I agree with these various responses, among others, and know there's truth in them. I don't think there's only one reason why any of us is involved in art-making. Some of us begin to feel funky when we're not creatively engaged, as though something were missing. Creating is how we indulge our curiosity, leading us to explore, experiment, discover, and expand.

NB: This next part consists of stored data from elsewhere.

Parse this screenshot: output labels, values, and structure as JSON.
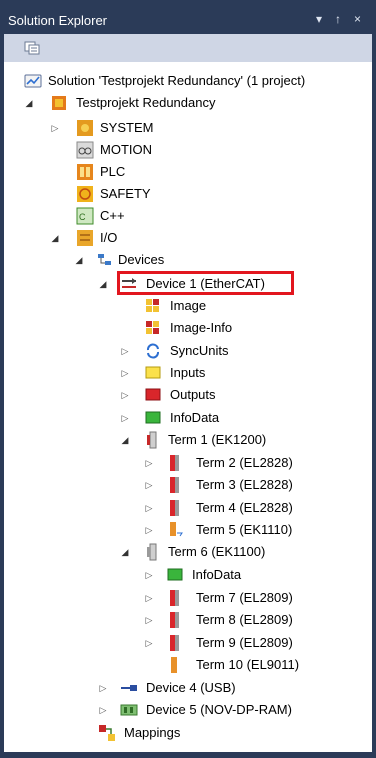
{
  "window": {
    "title": "Solution Explorer",
    "pin_glyph": "↑",
    "dropdown_glyph": "▾",
    "close_glyph": "×"
  },
  "toolbar": {
    "properties_icon": "properties-icon"
  },
  "tree": {
    "solution": "Solution 'Testprojekt Redundancy' (1 project)",
    "project": "Testprojekt Redundancy",
    "system": "SYSTEM",
    "motion": "MOTION",
    "plc": "PLC",
    "safety": "SAFETY",
    "cpp": "C++",
    "io": "I/O",
    "devices": "Devices",
    "device1": "Device 1 (EtherCAT)",
    "image": "Image",
    "image_info": "Image-Info",
    "syncunits": "SyncUnits",
    "inputs": "Inputs",
    "outputs": "Outputs",
    "infodata": "InfoData",
    "term1": "Term 1 (EK1200)",
    "term2": "Term 2 (EL2828)",
    "term3": "Term 3 (EL2828)",
    "term4": "Term 4 (EL2828)",
    "term5": "Term 5 (EK1110)",
    "term6": "Term 6 (EK1100)",
    "term6_infodata": "InfoData",
    "term7": "Term 7 (EL2809)",
    "term8": "Term 8 (EL2809)",
    "term9": "Term 9 (EL2809)",
    "term10": "Term 10 (EL9011)",
    "device4": "Device 4 (USB)",
    "device5": "Device 5 (NOV-DP-RAM)",
    "mappings": "Mappings"
  },
  "colors": {
    "frame": "#2b3b58",
    "toolbar": "#cfd6e5",
    "highlight": "#e2161e"
  }
}
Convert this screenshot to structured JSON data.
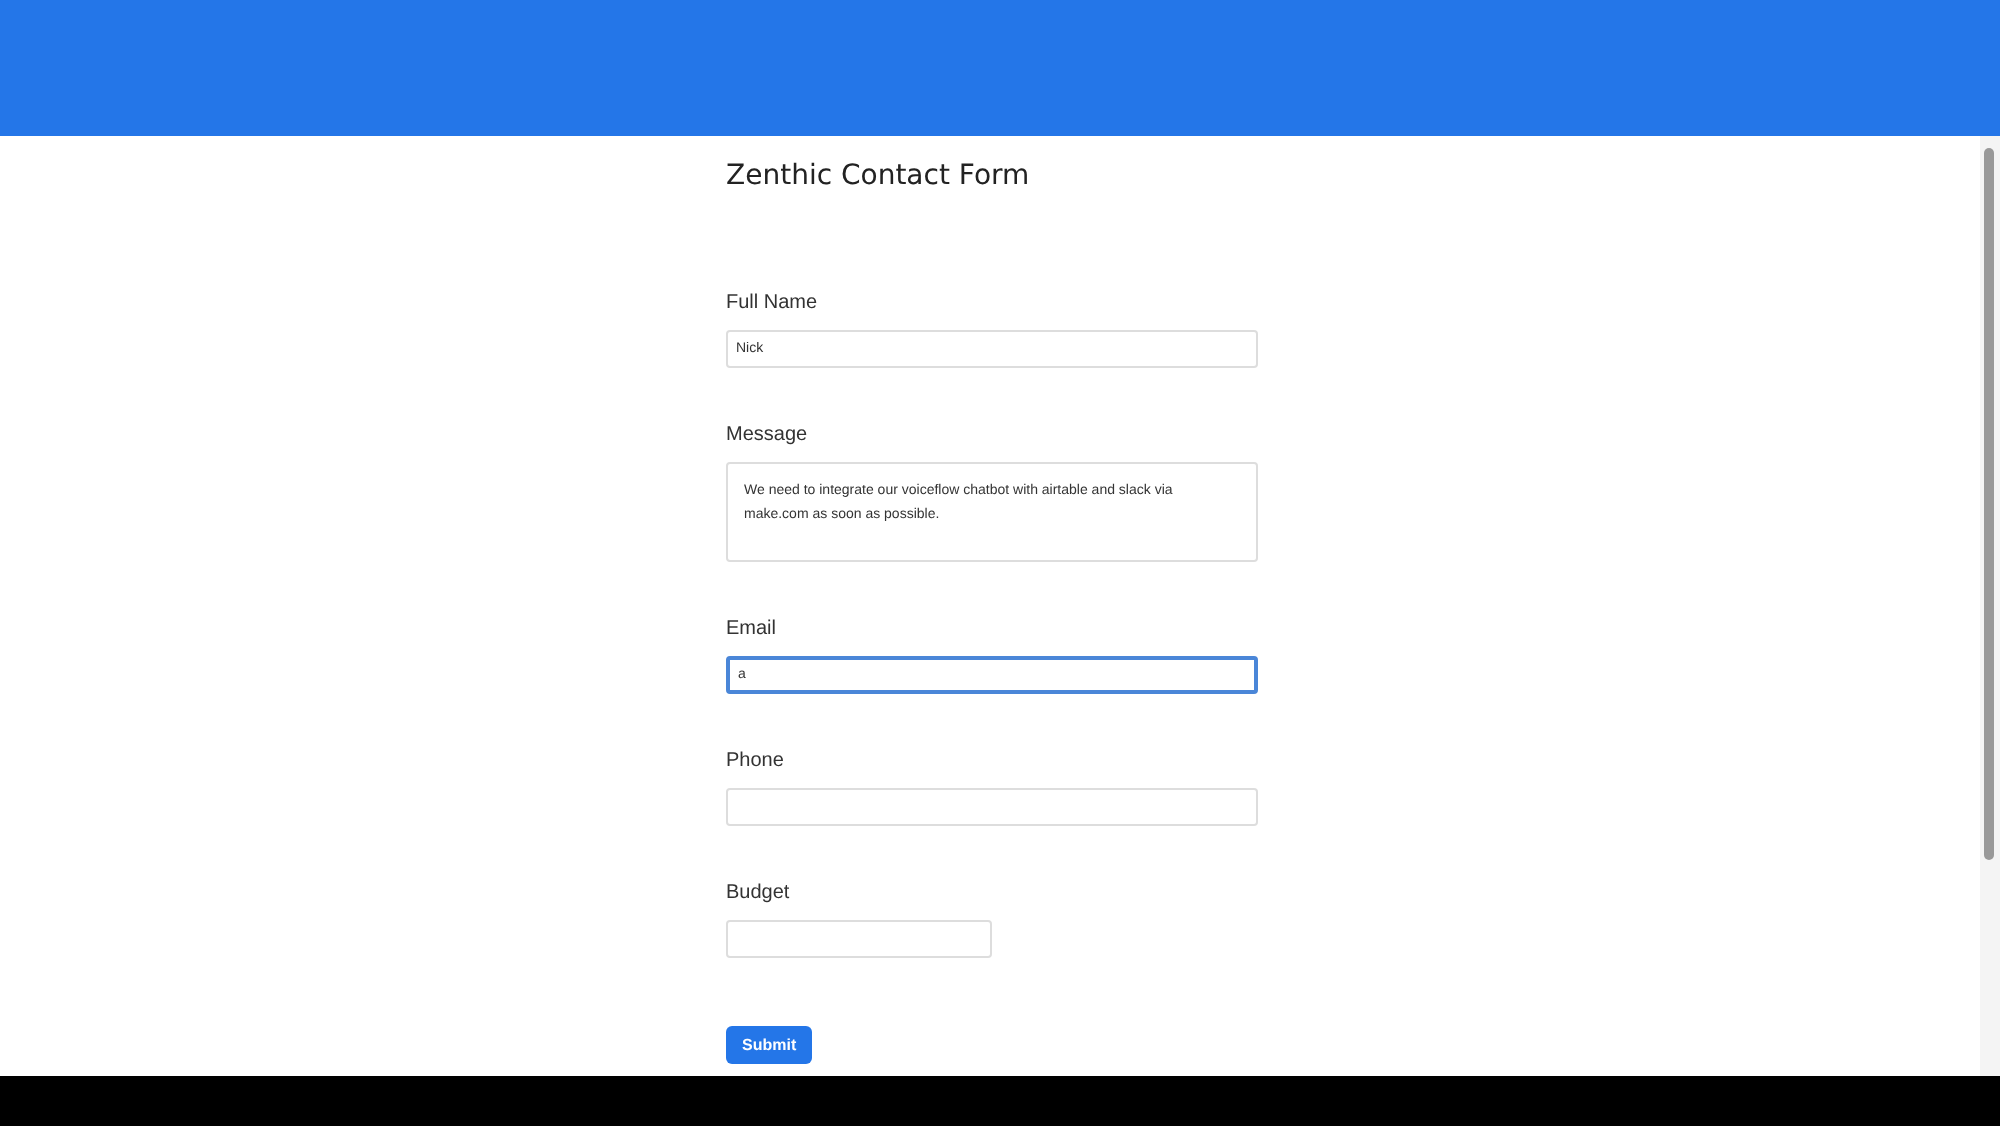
{
  "form": {
    "title": "Zenthic Contact Form",
    "fields": [
      {
        "label": "Full Name",
        "kind": "text",
        "value": "Nick",
        "focused": false
      },
      {
        "label": "Message",
        "kind": "textarea",
        "value": "We need to integrate our voiceflow chatbot with airtable and slack via make.com as soon as possible.",
        "focused": false
      },
      {
        "label": "Email",
        "kind": "text",
        "value": "a",
        "focused": true
      },
      {
        "label": "Phone",
        "kind": "text",
        "focused": false
      },
      {
        "label": "Budget",
        "kind": "number",
        "focused": false
      }
    ],
    "submit": "Submit"
  }
}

Knowing how much I am touched, stimulated, informed, inspired, enlivened, and delighted when I view, feel, read, or hear diverse forms of art, I, too, want to provide such experiences for others. Along with the frustrations and failures inherent in the territory of making art, there's also playfulness and fun. And there's tremendous fulfillment and satisfaction when we embody our possibilities. As Jack Ruszel puts it, "It feels like sculpting is what I'm supposed to be doing."
I believe that our planet is inhabited not only by animals and plants and bacteria and viruses, but also by ideas. Ideas are a disembodied, energetic life-form. They are completely separate from us, but capable of interacting with us--albeit strangely. Ideas have no material body, but they do have consciousness, and they most certainly have will. Ideas are driven by a single impulse: to be made manifest. And the only way an idea can be made manifest in our world is through collaboration with a human partner. It is only through a human's efforts that an idea can be escorted out of the ether and into the realm of the actual.
Therefore, ideas spend eternity swirling around us, searching for available and willing human partners...When an idea thinks it has found somebody--say, you--who might be able to bring it into the world, the idea will pay you a visit...try to wave you down...not leave you alone until it has your fullest attention.
Why do you make art?
Which of the responses resonate with your own thinking about art-making?